Dario Bodrušić

Personal information
- Full name: Dario Bodrušić
- Date of birth: 25 January 1983 (age 42)
- Place of birth: Bugojno, SFR Yugoslavia
- Height: 1.86 m (6 ft 1 in)
- Position(s): Defender

Youth career
- Dinamo Zagreb

Senior career*
- Years: Team / Apps / (Gls)
- 2003–2004: Inker Zaprešić / 29 / (0)
- 2004–2007: Slaven Belupo / 86 / (3)
- 2007–2008: Dinamo Tirana / 29 / (3)
- 2008–2009: Rijeka / 18 / (1)
- 2009: Dinamo Tirana / 1 / (0)
- 2009–2010: Istra 1961 / 20 / (1)
- 2011: Adelaide United / 4 / (0)
- 2012–2014: Rudeš / 57 / (7)
- 2014–2015: TSV Hartberg / 31 / (3)
- 2015–2016: Rudeš / 32 / (3)
- 2016–2017: NK Zagreb / 9 / (0)
- 2017–2019: SK Bischofshofen / 46 / (4)

International career
- 2004–2005: Croatia U-21 / 15 / (0)

= Dario Bodrušić =

Bosnian-born Croatian footballer

Dario Bodrušić (born 25 January 1983 in Bugojno, SR Bosnia and Herzegovina, SFR Yugoslavia) is a Bosnian-born Croatian football retired defender.

==Club career==
The defender played for NK Istra 1961 in the Croatian First League. In January 2011, he signed with A-League club Adelaide United.

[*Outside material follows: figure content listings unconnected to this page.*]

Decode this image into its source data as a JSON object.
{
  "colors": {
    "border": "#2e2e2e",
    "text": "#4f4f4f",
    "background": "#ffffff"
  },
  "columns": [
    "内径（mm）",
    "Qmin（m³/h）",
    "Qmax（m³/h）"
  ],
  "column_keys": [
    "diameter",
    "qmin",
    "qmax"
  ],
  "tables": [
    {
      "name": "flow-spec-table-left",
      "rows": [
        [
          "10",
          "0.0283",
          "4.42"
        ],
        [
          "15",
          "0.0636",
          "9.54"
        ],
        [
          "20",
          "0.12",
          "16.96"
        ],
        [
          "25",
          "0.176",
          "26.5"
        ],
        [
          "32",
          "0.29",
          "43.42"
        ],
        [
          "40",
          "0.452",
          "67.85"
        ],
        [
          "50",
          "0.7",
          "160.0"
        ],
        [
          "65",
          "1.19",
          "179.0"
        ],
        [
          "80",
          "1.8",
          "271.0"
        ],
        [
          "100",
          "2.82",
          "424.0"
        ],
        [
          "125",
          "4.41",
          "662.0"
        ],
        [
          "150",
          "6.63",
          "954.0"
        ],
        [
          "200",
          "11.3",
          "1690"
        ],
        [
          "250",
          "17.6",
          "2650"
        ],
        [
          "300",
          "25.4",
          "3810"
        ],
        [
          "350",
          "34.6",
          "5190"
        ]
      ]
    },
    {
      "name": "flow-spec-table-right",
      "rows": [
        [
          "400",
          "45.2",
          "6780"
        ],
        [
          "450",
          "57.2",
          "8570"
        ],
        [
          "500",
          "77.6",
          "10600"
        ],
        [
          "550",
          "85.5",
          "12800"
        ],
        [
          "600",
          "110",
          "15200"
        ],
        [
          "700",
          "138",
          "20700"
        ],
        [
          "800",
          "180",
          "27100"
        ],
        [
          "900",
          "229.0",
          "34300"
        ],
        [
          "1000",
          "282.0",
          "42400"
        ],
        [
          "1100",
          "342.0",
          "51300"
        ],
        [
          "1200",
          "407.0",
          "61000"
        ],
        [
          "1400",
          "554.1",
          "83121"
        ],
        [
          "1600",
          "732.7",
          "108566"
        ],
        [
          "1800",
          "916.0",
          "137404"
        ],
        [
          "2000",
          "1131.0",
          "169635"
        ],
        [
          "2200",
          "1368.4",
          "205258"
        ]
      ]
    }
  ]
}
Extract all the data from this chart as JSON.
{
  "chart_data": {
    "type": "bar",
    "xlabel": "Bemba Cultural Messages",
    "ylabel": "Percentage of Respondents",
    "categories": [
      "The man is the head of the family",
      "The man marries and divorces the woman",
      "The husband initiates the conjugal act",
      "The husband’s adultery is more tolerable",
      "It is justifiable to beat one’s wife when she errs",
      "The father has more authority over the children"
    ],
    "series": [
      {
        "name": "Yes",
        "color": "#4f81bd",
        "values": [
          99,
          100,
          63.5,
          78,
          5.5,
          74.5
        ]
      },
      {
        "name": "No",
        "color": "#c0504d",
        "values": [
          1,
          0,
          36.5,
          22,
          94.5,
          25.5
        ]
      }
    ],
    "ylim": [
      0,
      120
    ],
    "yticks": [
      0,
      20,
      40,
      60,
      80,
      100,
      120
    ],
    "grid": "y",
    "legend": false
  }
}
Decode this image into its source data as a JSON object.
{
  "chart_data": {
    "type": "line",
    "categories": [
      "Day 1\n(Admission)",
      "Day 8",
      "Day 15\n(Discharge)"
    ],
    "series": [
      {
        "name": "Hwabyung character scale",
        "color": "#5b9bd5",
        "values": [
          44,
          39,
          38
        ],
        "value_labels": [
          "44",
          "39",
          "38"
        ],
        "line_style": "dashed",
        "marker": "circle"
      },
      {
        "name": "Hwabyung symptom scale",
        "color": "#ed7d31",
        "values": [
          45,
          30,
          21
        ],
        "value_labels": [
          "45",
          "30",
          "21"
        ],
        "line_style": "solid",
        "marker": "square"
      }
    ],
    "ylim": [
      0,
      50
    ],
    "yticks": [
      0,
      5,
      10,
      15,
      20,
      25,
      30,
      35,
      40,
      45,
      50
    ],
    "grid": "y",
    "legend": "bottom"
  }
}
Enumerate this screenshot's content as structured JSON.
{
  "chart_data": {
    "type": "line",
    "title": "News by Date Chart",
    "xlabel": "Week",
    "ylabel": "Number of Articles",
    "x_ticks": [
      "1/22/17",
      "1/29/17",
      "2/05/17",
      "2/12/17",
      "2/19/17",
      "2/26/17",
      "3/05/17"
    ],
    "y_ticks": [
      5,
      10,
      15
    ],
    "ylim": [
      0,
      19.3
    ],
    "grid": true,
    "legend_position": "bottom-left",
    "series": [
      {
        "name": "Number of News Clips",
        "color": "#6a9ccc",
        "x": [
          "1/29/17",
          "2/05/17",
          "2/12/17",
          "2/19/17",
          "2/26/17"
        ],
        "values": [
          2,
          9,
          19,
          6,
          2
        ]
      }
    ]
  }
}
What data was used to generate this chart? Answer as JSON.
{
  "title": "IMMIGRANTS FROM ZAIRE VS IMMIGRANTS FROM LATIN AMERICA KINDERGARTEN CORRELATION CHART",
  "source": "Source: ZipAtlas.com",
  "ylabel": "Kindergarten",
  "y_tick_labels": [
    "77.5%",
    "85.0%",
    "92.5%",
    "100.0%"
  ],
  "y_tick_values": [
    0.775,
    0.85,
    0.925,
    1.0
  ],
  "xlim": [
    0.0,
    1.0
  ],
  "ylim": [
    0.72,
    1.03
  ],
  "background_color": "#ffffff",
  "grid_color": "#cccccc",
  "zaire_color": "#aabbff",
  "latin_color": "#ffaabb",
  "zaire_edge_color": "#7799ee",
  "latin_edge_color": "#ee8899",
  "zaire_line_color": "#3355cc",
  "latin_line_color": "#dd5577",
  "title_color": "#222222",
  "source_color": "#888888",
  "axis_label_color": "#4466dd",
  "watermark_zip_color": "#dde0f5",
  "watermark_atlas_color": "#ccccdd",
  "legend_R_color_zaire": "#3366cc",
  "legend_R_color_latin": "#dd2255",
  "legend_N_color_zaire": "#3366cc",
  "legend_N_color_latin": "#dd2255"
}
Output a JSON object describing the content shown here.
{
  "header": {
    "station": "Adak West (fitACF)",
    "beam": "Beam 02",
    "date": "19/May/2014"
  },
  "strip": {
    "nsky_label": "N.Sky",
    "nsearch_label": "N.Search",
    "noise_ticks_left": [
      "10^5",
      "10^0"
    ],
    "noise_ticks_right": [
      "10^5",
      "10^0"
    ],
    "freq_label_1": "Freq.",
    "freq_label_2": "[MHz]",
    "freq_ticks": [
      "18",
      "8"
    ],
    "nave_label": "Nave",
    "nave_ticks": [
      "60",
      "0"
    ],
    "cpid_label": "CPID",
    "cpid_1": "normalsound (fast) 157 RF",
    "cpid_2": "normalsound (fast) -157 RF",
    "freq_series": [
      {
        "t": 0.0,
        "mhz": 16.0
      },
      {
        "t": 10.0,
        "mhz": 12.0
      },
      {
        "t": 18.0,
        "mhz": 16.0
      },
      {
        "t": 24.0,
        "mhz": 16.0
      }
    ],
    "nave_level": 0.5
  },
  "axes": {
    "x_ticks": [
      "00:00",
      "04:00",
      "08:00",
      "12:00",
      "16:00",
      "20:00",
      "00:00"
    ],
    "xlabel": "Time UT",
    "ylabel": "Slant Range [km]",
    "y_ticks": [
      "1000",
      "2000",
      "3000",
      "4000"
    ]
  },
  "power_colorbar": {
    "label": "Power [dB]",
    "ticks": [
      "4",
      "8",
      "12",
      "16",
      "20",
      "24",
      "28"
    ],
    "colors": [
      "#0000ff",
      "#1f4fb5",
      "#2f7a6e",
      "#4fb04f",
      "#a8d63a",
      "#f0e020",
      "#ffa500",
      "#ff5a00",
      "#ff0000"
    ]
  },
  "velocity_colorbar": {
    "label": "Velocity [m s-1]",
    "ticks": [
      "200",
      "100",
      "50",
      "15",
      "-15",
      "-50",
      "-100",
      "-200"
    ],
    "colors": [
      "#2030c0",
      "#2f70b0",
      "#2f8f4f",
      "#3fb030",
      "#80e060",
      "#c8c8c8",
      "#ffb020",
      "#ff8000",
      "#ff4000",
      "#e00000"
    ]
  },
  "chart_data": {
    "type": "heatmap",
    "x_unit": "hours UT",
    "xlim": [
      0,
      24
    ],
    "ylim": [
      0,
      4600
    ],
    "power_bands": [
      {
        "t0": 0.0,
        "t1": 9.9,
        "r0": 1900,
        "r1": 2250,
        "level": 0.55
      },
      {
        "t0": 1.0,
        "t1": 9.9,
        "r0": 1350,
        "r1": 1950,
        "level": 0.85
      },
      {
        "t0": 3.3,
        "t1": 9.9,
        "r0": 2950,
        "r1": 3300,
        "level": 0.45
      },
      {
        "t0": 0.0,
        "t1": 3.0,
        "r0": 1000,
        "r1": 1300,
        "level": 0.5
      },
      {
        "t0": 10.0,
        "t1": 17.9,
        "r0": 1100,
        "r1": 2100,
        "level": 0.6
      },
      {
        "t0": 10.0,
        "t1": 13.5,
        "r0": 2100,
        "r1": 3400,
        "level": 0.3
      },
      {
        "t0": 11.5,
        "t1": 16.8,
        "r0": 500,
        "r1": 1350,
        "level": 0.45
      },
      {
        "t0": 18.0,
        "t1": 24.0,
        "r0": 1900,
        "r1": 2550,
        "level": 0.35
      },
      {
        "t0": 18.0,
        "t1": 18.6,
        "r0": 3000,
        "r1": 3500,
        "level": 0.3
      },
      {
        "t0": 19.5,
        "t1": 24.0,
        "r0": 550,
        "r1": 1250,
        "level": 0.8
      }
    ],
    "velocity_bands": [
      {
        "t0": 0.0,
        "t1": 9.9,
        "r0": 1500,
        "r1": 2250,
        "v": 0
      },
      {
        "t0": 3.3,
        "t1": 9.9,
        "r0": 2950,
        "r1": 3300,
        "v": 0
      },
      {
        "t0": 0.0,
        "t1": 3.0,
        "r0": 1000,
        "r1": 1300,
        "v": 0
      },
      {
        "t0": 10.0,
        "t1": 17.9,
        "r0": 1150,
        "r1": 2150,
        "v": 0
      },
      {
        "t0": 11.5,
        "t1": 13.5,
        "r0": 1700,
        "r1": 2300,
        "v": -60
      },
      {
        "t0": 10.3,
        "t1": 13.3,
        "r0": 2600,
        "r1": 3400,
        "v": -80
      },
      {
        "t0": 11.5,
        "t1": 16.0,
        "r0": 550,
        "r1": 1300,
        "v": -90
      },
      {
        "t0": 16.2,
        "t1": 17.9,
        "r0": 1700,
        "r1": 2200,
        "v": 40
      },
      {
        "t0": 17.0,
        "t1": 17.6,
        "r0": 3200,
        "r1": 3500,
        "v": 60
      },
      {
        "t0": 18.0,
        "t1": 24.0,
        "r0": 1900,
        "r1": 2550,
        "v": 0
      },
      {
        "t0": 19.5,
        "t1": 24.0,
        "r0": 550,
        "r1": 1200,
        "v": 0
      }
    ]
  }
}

After a short stint with the Reds Bodrusic was released on a free transfer along with youngsters Francesco Monterosso and Joe Costa. He returns to his second spell with Rudeš in July 2015, following his departure from TSV Hartberg. He later had another spell in Austria with SK Bischofshofen 1933.

==International==
He played for the Croatian U-21 team.